Summary, Analysis, and Original Text by Chapter

Chapter 1: Telemachus

Clearly, the emptiness of Irish Catholicism and the desperate lack of clear ideals and leaders are joined with Joyce's depiction of the futility of the Irish Renaissance, a literary movement which turned for inspiration and subject matter to the country's roots, here personified in the arid old milkwoman. The old lady is a parody of the Shan van Vocht, the Poor Old Lady of Irish lore, who will turn into a beautiful young queen when Ireland begins to take her place among the nations of the world. Her most prominent appearance in Irish Renaissance literature is in Yeats's play Cathleen ni Houlihan, in which she arrives to inspire a young man to take up arms against the British during the Rebellion of 1798.

Joyce's symbolic Shan van Vocht, however, has little ability to inspire anyone. She delivers milk but, in her, the milk of life has dried up; she arrives late; she prefers the loud, posturing medicine man, Mulligan, to the withdrawn intellectual, Stephen. She is not bothered very much by the fact that an Englishman, Haines, can speak Gaelic while she cannot, and although she admits that she is ashamed of her deficiency, she accepts the judgment of those who can speak the tongue that Irish is a "grand language." By picturing the old milkwoman as a "witch on her toadstool," Joyce is excoriating the folklore excavations of such writers as Yeats and Lady Gregory, who went from cottage to cottage recording the tales of western Irelanders. Joyce, who looked to Europe for artistic inspiration, thought such renderings to be empty exercises, products of senile minds, inventing a false past to evade present responsibilities. This escapism is seen in the wretched life of Mary Dedalus, another victim of rote acceptance of the status quo, and Stephen cannot help but see the similarities between the old crone and his own mother.

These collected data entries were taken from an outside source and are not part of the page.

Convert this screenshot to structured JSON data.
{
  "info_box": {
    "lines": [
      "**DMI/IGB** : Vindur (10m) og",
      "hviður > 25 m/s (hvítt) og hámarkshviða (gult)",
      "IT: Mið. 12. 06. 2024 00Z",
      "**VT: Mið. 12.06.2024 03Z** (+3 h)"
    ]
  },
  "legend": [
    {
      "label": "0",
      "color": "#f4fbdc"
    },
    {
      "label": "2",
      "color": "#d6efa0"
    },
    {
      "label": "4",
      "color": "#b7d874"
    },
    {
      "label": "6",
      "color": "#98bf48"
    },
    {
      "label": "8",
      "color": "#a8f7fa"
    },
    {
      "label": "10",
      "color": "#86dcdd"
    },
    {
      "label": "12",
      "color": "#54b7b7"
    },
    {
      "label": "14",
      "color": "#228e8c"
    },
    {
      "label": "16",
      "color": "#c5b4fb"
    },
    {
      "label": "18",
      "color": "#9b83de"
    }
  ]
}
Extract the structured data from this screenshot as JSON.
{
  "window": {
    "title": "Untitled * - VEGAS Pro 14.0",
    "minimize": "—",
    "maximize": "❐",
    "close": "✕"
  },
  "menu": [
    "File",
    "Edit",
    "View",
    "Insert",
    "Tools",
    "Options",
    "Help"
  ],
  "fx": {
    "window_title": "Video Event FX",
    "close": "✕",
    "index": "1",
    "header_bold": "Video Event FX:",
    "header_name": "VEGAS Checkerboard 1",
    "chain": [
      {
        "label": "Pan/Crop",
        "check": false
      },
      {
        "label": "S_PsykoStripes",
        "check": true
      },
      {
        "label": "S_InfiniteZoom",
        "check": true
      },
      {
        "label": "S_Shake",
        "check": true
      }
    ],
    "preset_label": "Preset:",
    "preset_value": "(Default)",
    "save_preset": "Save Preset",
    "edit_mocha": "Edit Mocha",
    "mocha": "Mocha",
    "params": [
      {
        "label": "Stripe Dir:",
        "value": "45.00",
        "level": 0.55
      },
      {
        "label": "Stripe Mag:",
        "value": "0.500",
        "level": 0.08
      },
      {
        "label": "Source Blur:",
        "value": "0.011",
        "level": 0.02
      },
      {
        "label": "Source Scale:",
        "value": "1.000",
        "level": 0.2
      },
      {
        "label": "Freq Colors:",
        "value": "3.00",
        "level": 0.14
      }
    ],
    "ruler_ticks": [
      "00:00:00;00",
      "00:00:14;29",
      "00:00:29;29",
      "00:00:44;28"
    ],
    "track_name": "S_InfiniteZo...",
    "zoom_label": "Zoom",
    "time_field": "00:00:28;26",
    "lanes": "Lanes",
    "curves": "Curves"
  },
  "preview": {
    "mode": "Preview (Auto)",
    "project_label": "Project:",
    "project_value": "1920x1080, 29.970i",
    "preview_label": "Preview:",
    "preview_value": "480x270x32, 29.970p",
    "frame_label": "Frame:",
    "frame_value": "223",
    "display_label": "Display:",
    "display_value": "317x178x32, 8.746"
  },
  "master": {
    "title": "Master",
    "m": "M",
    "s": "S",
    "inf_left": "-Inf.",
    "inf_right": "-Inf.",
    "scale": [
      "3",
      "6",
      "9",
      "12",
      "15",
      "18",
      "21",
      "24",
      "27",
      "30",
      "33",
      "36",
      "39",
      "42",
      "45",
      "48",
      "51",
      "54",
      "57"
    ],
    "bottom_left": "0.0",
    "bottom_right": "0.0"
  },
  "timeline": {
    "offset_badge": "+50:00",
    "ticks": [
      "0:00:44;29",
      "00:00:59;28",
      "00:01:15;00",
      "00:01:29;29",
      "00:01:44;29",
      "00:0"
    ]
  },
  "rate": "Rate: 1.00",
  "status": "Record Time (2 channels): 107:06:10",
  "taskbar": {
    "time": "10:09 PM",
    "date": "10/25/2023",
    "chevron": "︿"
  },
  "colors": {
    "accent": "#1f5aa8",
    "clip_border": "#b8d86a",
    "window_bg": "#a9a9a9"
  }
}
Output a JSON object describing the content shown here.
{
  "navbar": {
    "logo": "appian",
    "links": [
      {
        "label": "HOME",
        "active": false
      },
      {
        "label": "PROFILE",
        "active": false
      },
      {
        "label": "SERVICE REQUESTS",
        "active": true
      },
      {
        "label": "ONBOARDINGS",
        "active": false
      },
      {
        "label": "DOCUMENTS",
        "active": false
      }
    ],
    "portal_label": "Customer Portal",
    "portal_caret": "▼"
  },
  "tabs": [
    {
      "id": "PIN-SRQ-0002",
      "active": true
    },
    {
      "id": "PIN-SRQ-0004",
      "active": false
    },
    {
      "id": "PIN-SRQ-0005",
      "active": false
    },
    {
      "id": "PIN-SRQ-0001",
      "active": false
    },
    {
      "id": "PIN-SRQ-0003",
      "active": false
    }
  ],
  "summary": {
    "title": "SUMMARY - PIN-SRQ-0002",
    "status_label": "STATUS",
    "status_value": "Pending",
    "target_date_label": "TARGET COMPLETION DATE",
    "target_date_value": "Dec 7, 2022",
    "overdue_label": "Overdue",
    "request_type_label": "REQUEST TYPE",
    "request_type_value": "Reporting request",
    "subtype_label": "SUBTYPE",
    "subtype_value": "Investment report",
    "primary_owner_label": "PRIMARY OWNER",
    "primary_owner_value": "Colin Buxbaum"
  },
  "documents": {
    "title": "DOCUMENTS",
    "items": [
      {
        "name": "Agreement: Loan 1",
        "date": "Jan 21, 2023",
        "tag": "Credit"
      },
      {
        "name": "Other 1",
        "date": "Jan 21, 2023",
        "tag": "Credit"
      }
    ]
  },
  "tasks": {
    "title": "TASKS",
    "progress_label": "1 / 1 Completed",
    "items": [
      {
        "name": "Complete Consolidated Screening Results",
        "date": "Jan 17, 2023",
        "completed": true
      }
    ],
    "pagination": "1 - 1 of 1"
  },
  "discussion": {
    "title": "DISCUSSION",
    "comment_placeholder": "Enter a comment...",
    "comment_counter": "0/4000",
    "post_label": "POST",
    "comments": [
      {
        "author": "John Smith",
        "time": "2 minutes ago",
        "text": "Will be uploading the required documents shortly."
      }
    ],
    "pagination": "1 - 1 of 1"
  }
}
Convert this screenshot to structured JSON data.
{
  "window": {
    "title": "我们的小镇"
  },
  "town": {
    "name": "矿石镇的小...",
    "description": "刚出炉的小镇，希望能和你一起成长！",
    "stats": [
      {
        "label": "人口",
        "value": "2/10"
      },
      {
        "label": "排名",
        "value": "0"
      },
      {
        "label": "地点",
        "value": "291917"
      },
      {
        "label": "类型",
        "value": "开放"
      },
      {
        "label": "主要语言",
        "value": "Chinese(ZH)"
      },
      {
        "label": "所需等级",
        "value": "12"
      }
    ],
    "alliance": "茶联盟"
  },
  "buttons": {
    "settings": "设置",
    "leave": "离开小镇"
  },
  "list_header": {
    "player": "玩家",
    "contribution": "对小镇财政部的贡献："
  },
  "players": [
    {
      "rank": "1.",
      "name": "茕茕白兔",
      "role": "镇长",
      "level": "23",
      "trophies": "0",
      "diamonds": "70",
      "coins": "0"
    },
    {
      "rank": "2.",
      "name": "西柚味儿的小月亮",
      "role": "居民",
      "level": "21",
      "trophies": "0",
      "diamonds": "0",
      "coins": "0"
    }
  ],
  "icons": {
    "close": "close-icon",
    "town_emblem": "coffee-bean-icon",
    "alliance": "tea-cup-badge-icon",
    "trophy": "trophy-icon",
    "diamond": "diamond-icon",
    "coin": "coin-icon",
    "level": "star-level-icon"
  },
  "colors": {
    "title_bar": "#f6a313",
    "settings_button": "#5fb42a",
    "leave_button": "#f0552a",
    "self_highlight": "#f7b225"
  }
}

In one sense, then, "Telemachus" asks the question: "Who will hold the key to Ireland's future?" Will it be Mulligan, who at the end of the chapter has the large key to the Martello Tower, using it to press down his clothing? Or will it be Bloom, who spends the entirety of the novel trying to negotiate an advertisement with the House of Keyes and who neglects, on the morning of June 16, to bring with him his own key to his house at 7 Eccles Street and must, in "Ithaca," find another way to get into his own home (like Homer's Odysseus)? Is the key to Ulysses to be found in the brash physicality of Mulligan, the solipsistic intellectuality of Stephen, or the passivity and humanitarianism of Bloom? Although Joyce never does answer these questions, the novel depicts and suggests many possibilities.